Pada dasarnya, wanita dan laki-laki dibedakan secara jelas dari ciri khas dan perawakannya. Namun, di masa kini, tak sedikit wanita yang menyerupai lelaki, seperti halnya memotong rambut sangat pendek. Lalu, bagaimana hukumnya dalam Islam?

Dalam sebuah contoh kasus misalnya, dikisahkan ada seorang wanita yang mengenakan hijab namun rambutnya itu dipotong pendek hingga menyerupai potongan lelaki. Terkait hal ini, Pimpinan Lembaga Pengembangan Dakwah dan Pondok Pesantren Al-Bahjah, Cirebon, KH Yahya Zainul Ma’arif alias Buya Yahya memberikan penjelasan.

Baca juga: Hebatnya Khasiat Urine Unta, Bisa Sembuhkan Penyakit Edema

Poin utama yang perlu diperhatikan kata Buya ialah keutamaannya untuk menutup aurat, sebagaimana inilah yang menunjukkan bahwa wanita tersebut adalah wanita yang mulia.
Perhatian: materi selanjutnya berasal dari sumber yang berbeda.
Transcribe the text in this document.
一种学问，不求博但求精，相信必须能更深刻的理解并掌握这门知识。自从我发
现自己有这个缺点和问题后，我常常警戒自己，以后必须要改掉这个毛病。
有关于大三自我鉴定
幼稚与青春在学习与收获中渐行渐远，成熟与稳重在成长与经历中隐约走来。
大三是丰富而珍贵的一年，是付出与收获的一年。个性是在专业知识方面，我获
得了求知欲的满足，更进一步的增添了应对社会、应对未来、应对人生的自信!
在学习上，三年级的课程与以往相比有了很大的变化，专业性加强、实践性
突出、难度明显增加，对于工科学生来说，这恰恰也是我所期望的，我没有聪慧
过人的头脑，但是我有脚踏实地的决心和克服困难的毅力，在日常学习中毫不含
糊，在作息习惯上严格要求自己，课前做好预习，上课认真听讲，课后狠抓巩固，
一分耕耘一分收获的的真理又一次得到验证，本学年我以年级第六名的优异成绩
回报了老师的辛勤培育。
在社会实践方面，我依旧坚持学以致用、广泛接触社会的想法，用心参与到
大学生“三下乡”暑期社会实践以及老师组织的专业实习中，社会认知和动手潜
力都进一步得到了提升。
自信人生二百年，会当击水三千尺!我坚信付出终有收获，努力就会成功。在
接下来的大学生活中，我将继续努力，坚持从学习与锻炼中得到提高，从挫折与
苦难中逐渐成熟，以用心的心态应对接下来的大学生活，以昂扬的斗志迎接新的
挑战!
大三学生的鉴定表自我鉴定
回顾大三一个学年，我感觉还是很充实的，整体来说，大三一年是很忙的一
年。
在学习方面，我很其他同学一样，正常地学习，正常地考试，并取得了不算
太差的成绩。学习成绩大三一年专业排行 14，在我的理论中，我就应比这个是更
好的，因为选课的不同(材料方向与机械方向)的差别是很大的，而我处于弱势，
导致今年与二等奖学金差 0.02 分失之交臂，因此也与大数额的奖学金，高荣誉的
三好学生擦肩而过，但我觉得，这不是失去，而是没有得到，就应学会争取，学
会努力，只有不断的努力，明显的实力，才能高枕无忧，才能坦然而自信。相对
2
Insya Allah dia adalah wanita sholehah karena berusaha menutup auratnya dari laki-laki. Semakin punya rasa malu yang tinggi akan semakin mulia, menutup aurat menunjukkan bahwa ia punya rasa malu,” kata Buya Yahya dinukil dari channel YouTubenya, Al-Bahjah TV, Jumat (14/8/2020).

Dai kelahiran Blitar, Jawa Timur ini menjelaskan bahwa secara umum memotong rambut jadi pendek bagi wanita hingga menyerupai laki-laki sangat dimurkai oleh Allah Subhanahu wa Ta'ala. Sebagaimana disampaikan oleh baginda Nabi Muhammad Shallallahu 'alaihi wasallam tentang larangan tersebut, yang berbunyi: “Allah Subhanahu wa Ta'ala murka terhadap laki-laki yang menyerupai wanita dan wanita yang menyerupai laki-laki,”.
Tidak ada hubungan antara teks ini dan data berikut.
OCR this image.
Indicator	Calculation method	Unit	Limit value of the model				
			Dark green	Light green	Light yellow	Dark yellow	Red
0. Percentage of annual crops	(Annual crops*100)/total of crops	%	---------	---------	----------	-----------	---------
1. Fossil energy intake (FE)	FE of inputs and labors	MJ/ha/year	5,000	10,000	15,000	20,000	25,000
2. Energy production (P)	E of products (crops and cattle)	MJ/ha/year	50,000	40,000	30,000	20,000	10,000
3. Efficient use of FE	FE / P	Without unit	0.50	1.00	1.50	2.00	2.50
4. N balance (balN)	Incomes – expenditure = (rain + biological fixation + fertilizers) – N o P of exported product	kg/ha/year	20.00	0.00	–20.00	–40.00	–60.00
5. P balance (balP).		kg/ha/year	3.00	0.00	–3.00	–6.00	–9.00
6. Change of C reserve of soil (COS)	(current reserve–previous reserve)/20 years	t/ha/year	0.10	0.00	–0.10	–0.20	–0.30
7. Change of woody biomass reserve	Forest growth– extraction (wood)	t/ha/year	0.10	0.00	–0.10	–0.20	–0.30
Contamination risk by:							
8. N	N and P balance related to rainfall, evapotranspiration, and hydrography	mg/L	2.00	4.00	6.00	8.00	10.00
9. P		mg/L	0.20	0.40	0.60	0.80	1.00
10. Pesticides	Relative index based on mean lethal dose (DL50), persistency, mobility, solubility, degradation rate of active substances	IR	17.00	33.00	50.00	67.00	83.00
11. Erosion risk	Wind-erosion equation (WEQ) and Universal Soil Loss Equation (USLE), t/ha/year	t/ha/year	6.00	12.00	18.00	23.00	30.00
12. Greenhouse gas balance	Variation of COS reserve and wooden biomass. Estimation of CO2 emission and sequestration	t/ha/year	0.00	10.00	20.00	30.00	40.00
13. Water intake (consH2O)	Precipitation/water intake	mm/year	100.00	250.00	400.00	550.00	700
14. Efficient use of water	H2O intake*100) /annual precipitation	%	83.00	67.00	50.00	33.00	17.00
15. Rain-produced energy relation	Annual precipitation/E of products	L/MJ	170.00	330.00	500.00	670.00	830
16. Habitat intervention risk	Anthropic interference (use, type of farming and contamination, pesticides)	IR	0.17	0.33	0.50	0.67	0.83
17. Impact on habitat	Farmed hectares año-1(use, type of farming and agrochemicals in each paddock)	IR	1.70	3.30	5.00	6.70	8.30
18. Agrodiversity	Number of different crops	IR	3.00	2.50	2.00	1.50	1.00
Makna menyerupai di sini ialah ciri khasnya laki-laki ditiru oleh wanita, atau ciri khas wanita ditiru oleh laki-laki. Segala benda atau apapun yang dikenakan oleh salah satunya, dikenakan oleh lawan jenis, seperti ciri khas laki-laki yang diterapkan pada diri seorang wanita maka hukumnya haram, termasuk juga potongan rambut.

Namun, perlu diperhatikan, ketentuan akan haram atau tidaknya potongan rambut pendek bagi wanita ternyata dapat dilihat dari tujuannya. Dalam artian, jika memotong pendek itu adalah murni keinginannya agar lebih mudah mengatur rambut dan tidak bermaksud menyerupai laki-laki, maka itu sah-sah saja.

“Kalau ada potong pendek karena dia (wanita) meniru laki-laki yang pernah ia lihat, itu namanya haram. Tetapi kalau potong pendek dengan ciri khas keperempuanannya, maka tidak ada masalah,” ucap pendakwah lulusan Universitas Al-Ahgaff, Yaman ini.

Memang, kebanyakan potongan rambut yang diterapkan oleh generasi muda masa kini banyak dipengaruhi oleh para tokoh atau publik figur favoritnya, seperti dalam film, atau lainnya. Inilah yang tidak diperbolehkan, lantaran kebanyakan potongan pendek itu dicontohkan dari tokoh laki-laki.

Namun, yang utama ialah mengetahui tujuannya, jika bukan untuk meniru gaya rambut seseorang laki-laki apapun, maka tidak haram.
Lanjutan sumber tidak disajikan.